Sen. Chris Dodd (D-Conn.) just delivered a real stemwinder opposing the amendment. His main point: killing the F-22 will cause the loss of up to 95,000 jobs in the middle of a recession. Now Sen. Murray of Washington is talking about the importance of protecting “family wage jobs.” Both devoted a few sentences, at most, to the actual purpose of the plane.

A few points:

* No jobs will be lost mid-recession because even if the Senate approves the McCain-Levin amendment, the production line won’t shut down until 2011.

* Lockheed Martin, which makes the F-22, has said that it can shift many workers to another of its planes, the F-35. The DoD nearly doubled its order of F-35s in this budget. Now, it’s almost certain that some workers will lose their jobs for geographical reasons—Lockheed may add jobs in Texas, for instance, where much of the F-35 work is done, but shed them in New England, where a lot of F-22 manufacturing occurs. But the overall economic effect of cutting the program is not the disaster Murray and Dodd are claiming it to be.
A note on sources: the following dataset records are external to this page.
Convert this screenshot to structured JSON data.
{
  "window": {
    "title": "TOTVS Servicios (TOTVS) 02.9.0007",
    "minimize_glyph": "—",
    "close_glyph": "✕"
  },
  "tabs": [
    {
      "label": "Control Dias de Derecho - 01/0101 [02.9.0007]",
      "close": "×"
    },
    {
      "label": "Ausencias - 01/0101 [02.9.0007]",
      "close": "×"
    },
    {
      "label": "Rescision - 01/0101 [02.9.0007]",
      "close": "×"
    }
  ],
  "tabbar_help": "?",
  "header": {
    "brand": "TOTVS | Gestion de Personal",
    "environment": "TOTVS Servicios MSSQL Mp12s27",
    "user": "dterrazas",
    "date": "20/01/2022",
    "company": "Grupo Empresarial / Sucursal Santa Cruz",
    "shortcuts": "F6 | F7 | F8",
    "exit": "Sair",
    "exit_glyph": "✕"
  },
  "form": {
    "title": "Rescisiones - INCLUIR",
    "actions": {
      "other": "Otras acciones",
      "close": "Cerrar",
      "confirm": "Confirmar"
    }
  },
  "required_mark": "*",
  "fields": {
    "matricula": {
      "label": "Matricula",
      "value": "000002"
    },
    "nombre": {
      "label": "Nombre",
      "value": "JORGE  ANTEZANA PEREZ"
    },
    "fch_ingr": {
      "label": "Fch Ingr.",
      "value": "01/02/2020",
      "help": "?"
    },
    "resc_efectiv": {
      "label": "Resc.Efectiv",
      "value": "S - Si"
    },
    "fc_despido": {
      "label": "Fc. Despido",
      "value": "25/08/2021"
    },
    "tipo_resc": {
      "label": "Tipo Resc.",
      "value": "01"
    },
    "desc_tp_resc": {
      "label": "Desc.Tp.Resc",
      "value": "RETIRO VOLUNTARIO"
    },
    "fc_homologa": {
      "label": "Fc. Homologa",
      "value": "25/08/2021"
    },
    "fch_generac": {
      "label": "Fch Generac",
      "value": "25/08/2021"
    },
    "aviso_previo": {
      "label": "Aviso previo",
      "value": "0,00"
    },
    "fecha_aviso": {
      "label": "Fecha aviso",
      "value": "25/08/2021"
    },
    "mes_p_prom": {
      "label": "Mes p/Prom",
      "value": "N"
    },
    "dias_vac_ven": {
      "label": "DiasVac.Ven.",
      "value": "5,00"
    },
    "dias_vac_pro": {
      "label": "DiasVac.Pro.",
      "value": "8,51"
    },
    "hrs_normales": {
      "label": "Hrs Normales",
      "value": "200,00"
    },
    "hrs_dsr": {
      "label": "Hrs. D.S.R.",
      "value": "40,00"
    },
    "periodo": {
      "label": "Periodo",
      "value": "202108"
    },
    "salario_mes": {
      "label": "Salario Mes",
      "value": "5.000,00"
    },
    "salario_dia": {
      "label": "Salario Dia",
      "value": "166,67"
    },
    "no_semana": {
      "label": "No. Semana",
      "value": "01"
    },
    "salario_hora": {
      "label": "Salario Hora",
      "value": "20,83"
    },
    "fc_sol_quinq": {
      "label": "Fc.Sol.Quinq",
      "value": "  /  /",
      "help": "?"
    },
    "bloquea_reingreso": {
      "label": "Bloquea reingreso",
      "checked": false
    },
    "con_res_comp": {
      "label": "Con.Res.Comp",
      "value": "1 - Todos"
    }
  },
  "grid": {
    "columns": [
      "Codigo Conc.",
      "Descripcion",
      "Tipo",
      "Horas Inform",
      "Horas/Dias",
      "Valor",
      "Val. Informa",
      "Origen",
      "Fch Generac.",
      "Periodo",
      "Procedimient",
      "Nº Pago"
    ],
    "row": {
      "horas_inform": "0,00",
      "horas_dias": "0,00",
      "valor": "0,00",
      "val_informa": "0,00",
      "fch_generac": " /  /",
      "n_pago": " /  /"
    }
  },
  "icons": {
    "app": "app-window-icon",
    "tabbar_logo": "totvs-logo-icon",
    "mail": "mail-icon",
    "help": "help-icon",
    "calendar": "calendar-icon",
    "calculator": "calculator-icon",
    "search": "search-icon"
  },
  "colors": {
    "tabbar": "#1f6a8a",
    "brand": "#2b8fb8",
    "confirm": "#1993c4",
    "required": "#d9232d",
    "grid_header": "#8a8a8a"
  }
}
The DOD estimates that the F-35 will create 44,000 new jobs in 2010—many more than the number of people who are directly employed on the F-22. A Lockheed Martin executive told market analysts last year that workers on the F-22 assembly line can be redeployed to other planes and that the company’s portfolio is “probably good as we’ve ever been.” Even the plane’s most vigorous congressional defender, Sen. Saxby Chambliss (R-Ga) has conceded that “jobs is probably not going to be an issue.”  In fact, the Center for American Progress estimates that the overall effect of the Obama budget could bring a net increase in direct defense jobs.